Bonjour, mon cher adoré, bonjour c’est-à-dire bonheur, amour. J’espère que tu as passé une bonne nuit ? Quant à moi, je n’ai fait qu’un somme en deux ou trois actes, ce qui est superbe pour moi qui n’en ai pas l’habitude. Je t’ai vu te promener hier au soir dans la galerie de chêne et puis entrer dans ton lucoot et j’en ai profité pour t’envoyer un tendre petit rebonsoir avant de me coucher. Les Vilaina doivent être bien près de Saint-Malo dans ce moment-ci. Puissent-ils y débarquer comme Mr Dumollet [1] et nous revenir l’année prochaine car ce sont de bien bons êtres dont le voisinage est doux et sain au cœur. Quant à moi je les reverrai avec le plus grand plaisir parce que je peux t’aimer et t’admirer devant eux à ciel ouvert. En attendant qu’ils reviennent, et ce n’est pas tout de suite, il faut que je prenne un parti pour mon tapis ce qui m’embarrasse un peu à cause de mes habitudes de LISIÈRES dont tu as eu jusqu’à présent l’entière et arbitraire direction.

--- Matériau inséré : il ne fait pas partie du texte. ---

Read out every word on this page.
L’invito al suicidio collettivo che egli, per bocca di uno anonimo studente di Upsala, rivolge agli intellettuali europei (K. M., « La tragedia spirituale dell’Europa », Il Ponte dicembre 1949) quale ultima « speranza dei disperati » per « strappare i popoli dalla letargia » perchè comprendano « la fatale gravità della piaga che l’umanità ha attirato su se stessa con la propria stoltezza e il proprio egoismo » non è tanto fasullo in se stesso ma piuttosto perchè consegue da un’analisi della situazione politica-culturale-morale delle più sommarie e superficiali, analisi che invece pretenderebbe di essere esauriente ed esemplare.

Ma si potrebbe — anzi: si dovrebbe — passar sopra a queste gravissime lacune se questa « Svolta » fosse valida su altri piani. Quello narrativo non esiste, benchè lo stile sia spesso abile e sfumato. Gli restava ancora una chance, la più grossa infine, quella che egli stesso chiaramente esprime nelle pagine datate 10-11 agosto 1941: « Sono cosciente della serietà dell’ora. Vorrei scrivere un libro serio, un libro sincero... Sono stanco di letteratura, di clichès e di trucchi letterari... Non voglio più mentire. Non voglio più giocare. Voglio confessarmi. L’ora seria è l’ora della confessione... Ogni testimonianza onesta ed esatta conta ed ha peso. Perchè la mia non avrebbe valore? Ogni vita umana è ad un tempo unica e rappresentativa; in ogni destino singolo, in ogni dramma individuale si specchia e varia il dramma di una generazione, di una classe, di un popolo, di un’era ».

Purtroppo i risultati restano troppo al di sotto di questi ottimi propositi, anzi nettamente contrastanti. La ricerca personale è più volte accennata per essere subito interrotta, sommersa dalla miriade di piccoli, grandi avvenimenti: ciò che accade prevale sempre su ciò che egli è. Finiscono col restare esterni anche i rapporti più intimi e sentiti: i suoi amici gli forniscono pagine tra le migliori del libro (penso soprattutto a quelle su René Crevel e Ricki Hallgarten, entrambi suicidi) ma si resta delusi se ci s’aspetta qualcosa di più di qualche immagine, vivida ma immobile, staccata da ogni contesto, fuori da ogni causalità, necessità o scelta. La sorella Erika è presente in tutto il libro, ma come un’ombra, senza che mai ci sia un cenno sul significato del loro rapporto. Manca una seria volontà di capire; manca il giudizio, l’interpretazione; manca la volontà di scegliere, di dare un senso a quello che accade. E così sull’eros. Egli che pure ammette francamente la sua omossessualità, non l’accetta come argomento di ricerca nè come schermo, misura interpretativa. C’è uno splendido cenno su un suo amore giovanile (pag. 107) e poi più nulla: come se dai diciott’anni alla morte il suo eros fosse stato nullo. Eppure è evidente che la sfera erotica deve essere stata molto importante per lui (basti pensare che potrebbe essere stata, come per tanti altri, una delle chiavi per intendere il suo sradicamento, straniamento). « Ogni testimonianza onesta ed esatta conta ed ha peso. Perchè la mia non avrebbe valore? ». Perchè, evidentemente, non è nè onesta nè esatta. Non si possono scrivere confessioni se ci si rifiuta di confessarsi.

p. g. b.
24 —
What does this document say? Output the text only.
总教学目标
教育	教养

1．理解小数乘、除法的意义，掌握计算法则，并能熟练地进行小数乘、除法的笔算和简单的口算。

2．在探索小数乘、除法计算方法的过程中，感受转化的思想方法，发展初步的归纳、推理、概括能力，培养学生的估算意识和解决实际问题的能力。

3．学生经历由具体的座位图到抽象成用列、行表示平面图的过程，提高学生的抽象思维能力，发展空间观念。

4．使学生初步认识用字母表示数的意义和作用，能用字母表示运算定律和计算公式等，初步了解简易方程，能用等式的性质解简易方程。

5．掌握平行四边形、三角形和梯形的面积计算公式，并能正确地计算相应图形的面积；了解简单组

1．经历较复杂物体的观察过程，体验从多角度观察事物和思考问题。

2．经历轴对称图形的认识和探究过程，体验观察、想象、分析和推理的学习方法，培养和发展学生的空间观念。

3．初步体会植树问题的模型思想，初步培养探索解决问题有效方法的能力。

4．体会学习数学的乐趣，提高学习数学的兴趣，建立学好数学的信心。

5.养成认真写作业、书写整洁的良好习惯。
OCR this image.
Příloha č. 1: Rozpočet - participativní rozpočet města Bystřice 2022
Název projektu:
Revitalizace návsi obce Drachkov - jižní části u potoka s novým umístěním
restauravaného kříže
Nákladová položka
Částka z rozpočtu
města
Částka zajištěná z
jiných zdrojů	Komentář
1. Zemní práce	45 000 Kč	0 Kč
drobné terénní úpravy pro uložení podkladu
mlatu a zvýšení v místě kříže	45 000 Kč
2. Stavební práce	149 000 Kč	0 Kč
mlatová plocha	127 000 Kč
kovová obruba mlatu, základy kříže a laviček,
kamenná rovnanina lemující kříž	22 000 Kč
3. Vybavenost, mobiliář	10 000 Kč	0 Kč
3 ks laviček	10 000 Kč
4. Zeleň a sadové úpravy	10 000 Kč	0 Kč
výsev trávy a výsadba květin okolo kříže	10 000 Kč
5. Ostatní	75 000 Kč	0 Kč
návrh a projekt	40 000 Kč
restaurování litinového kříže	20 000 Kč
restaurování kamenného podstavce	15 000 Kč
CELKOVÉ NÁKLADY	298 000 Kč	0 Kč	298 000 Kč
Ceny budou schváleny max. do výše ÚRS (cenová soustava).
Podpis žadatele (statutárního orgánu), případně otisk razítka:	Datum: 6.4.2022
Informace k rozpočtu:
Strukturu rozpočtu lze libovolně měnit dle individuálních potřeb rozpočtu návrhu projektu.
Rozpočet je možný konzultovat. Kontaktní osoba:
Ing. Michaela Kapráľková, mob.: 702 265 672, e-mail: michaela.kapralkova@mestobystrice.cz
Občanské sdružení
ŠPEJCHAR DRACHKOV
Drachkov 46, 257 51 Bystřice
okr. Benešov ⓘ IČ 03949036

Cependant comme je sens que ton travail doit être respecté, je tâcherai de m’en tirer le moins mal possible et tantôt je reprendrai les mesures exactes des deux tapis et je les donnerai ce soir à miss Allix pour qu’elle les fasse passer à son frère [2], lequel vous enverra des renseignements précis et définitifs d’après lesquels nous nous déciderons avec connaissance de cause. En attendant, mon bien bon petit homme, je te remercie de m’avoir permis si généreusement et si gracieusement l’achat de ce petit bahut qui n’est pas encore acheté car Grut n’est pas revenu et je ne crois pas que j’y enverrai Suzanne. Mais, que je l’ai ou non, je n’en suis pas moins touchée et heureuse de la façon toute gracieuse dont tu me le donnes. Je t’aime.
BnF, Mss, NAF 16381, f. 262
Transcription d’Amandine Chambard assistée de Florence Naugrette
a) « Vilains ».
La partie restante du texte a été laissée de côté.